When looking at different types of crude oil for purchase, oil refineries will look at many measures, one of which is known as the API gravity metric. API is a measurement developed by the American Petroleum Institute. It is used to calculate the density of oil, and, for refinement purposes, the lighter the oil the better.
A recent study produced by the Energy Information Administration stated that the lower 48 states have had nearly 51% of their crude oil measure higher than 40 degrees on the API scale for the first nine months of 2015. This means that 51% of oil is considered light and highly desirable. Texas surpasses the norm, with 20% of its produced oil having a 50 degree API gravity or higher. Nationally, only 11% of oil produced is above the 50 API gravity mark.

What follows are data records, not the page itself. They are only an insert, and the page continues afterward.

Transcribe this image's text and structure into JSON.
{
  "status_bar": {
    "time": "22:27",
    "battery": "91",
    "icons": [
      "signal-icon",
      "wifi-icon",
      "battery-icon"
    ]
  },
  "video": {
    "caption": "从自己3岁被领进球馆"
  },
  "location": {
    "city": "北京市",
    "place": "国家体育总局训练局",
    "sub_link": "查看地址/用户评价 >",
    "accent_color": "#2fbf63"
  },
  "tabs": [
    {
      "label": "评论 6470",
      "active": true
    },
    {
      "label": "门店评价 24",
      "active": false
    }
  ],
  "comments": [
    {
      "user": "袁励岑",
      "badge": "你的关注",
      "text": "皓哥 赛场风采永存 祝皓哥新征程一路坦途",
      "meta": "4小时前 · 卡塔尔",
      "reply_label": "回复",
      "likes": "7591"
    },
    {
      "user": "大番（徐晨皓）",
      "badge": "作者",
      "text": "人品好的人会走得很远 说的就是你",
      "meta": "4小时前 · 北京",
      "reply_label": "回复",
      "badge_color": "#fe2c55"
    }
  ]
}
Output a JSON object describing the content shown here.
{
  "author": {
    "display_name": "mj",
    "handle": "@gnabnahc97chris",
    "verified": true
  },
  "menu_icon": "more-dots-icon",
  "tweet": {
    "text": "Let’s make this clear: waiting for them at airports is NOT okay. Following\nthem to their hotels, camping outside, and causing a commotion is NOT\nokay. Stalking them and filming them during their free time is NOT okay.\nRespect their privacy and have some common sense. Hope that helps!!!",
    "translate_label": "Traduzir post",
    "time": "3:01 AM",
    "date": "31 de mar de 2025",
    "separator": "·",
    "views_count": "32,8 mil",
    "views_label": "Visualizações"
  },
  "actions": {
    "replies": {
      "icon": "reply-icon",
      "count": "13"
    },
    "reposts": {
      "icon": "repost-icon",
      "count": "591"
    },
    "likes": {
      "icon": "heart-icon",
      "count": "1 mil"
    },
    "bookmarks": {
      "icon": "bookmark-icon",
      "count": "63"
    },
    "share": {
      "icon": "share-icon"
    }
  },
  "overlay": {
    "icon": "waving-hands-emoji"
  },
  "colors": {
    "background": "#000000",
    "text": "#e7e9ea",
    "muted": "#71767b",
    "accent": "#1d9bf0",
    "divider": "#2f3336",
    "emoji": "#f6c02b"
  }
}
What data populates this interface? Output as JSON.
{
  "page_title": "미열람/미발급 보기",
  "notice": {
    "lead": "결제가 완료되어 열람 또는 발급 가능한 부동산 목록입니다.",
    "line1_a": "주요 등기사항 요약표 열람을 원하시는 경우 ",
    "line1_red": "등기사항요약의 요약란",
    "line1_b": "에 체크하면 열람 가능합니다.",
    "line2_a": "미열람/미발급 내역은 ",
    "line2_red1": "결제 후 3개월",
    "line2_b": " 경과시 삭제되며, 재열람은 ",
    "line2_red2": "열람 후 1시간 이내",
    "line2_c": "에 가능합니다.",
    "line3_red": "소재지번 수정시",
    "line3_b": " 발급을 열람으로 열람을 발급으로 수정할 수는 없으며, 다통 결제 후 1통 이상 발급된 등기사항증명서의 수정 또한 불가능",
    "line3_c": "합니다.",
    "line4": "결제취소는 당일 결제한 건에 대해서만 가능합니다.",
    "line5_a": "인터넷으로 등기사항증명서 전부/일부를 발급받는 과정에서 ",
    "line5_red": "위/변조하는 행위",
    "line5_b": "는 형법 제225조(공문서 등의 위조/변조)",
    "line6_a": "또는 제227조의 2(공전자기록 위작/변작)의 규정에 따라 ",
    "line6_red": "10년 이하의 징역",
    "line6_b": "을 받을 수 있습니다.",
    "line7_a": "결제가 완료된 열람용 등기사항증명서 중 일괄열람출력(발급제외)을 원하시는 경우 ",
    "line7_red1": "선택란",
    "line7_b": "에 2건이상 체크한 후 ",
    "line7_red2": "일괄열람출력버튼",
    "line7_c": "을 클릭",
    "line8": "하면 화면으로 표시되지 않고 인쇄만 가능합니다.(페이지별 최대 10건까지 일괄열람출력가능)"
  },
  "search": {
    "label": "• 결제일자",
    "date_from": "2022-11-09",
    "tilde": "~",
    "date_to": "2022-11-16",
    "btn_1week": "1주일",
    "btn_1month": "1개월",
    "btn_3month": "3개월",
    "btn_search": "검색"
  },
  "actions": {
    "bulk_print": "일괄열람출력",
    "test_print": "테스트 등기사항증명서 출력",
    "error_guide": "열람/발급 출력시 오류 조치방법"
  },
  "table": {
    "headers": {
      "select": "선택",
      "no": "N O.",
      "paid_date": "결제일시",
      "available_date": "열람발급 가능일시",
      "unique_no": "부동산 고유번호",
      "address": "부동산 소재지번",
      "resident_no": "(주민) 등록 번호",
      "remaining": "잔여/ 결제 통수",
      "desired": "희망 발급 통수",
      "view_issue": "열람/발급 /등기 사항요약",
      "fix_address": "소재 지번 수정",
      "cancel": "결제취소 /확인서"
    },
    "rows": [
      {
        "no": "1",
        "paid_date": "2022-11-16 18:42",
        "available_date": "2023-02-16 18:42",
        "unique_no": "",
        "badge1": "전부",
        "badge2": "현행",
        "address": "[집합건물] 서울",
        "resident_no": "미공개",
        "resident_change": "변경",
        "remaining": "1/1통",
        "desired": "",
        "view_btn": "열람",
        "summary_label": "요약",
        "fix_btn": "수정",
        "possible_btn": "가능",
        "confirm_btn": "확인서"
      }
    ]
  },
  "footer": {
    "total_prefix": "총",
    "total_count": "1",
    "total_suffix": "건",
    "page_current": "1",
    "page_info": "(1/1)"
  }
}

Most types of oil fall into one of three categories: heavy, mid or light. Of course, densities vary greatly, and some types of oil do not fall directly into one category. Texas produces many valuable types of light crude oil used in national production. Lighter crude oil is in higher demand than its lower counterparts, and is therefore, more expensive. However, purchased oil has been usually been mixed with other crude oil from multiple sources, leading to different densities and different amounts of sulfur within. This can cause some issues for refining companies, which must separate the different types of crude oil in order to individually process them.
It is extremely difficult to develop standardized processes when trying to account for multiple types of oil. New technologies that assist in the process of separating different types of oil are constantly being researched. In the coming years we should see advancements in these processes which will lead to higher efficiency and profitability.